A friend of ours had visited the island off Puerto Rico, extolling emerald seas and rustic cabins. I researched and found the place, the owner mentioned exercising most mornings by swimming to a smaller island off shore from the beach. Our friend had flown in (too expensive, for us,) but there was a ferry, the place was rustic. Rustic cabins on the beach I was thinking, I can deal with that. So, after visiting relatives in Puerto Rico, we take a ferry from Fejardo to Vieques.
The sun is setting in emerald seas below as our taxi races up an endless narrow road into a thickening bush. We come to a sudden stop around a corner, facing a stallion acting as crossing guard for his entourage of mares, some obviously very pregnant. Driver explains they breed like rabbits here; fences on Vieques exist only to keep out horses, cars and doors stay unlocked. We keep on climbing, the paved road turns into an eroded dirt path up a steep hillside, we bounce around a lot.
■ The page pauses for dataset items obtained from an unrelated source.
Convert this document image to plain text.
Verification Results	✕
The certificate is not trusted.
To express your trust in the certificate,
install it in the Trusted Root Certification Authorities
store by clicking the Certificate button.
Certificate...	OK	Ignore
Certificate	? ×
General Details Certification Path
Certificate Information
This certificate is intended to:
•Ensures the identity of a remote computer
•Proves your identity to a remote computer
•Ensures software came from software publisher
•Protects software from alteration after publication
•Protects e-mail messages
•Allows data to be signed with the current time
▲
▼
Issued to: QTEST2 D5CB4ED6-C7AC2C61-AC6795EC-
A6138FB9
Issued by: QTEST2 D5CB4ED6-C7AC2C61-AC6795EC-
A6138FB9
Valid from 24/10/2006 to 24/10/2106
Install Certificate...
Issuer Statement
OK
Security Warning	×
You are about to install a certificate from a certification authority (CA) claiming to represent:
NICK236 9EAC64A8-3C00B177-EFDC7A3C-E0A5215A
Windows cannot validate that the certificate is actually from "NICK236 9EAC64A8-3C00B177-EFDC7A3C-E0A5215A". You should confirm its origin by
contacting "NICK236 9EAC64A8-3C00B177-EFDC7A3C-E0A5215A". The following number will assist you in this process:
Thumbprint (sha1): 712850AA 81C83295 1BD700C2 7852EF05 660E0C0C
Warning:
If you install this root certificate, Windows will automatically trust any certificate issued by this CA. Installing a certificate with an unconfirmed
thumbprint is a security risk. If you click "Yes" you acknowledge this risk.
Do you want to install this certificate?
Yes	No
Roomie looks puzzled, this is no way to get to rustic cabins on the beach?
New Dawn "covered by flowers, was built for outdoor living by women participating in carpentry courses in '86-'87. The decor is pure tropics, bold Guatemalan textiles, woven palm lamp shades and numerous windows open to the trade winds." That of course requires the use of mosquito netting at night and, in general, I am not fond of sitting on a commode with a boldly-patterned curtain inches in front of me, reaching down just to my knees, though I don't mind the open-air showers behind similar curtains. There are a few cabins and tent platforms dotting five landscaped acres. The tour ends outside our very airy second-story room of the main house with a dramatic "... and this is our veranda."
It's a grand vista of tropical hillsides dropping to the ocean way below, inlets shimmer under sunset salmon skies, hammocks sway in the breeze. We settle down during dinner on a wide open first floor, watching two tattooed women from Maine doing the cooking, but Roomie doesn't recover until the following morning when we go snorkeling through a reef busy with tropical fish, just 15 minutes or so by car to the beach. At night, in hammocks on the veranda, we argue about which star is which and add an extra day to our stay after discovering the flight to San Juan is only $45 and takes less than half an hour across the ocean blue.
... oh ... an ex-New Yorker who owns the Bali Llama Boutiques in both tiny towns on Vieques is setting up her home page with a local ISP, and New Dawn is for sale. I'll be on my way just as soon as I can raise the money.
Never was able to raise the money, but found some fading photos. New Hope and hammock, Greenbeach and Sunbeach below.
OMG. I visited NYC in December 2001. Ground zero was still smoking.
Did you see it happen?
I heard sirens and saw people downstairs gathering on the street, went down to see what was happening just when the second plane hit.
These pix are from my living room windows.
Oh, I can't imagine what that was like for you -- and everybody else of course.
I visited there (did I already tell you this?) on December 27, 2001. Ground zero was still smoking. Yes, I think I did tell you this.
I had written a poem about it. I laminated it and left it in front of the church where people were putting pictures and things. About 6 months later, a lady called me at work. She said she had been on her way to work in the towers and had to stop on her way to pick up something. When she came out of the store, the first plane hit.
She said she walked past the memorial every day and crossed the street because she refused to look at the things people left there because she hated seeing people standing there taking pictures and smiling.
I had my friend take a picture of me, but I had to turn my back to the camera cuz I couldn't smile.
The day she finally went over to see what was there, she saw my poem. She managed to track me down so she could call me and let me know that my poem changed her whole perspective. She realized that the whole country was there in spirit and were devastated by what happened.
This is the same trip where I had my picture taken overlooking the Hudson River Valley -- my profile picture.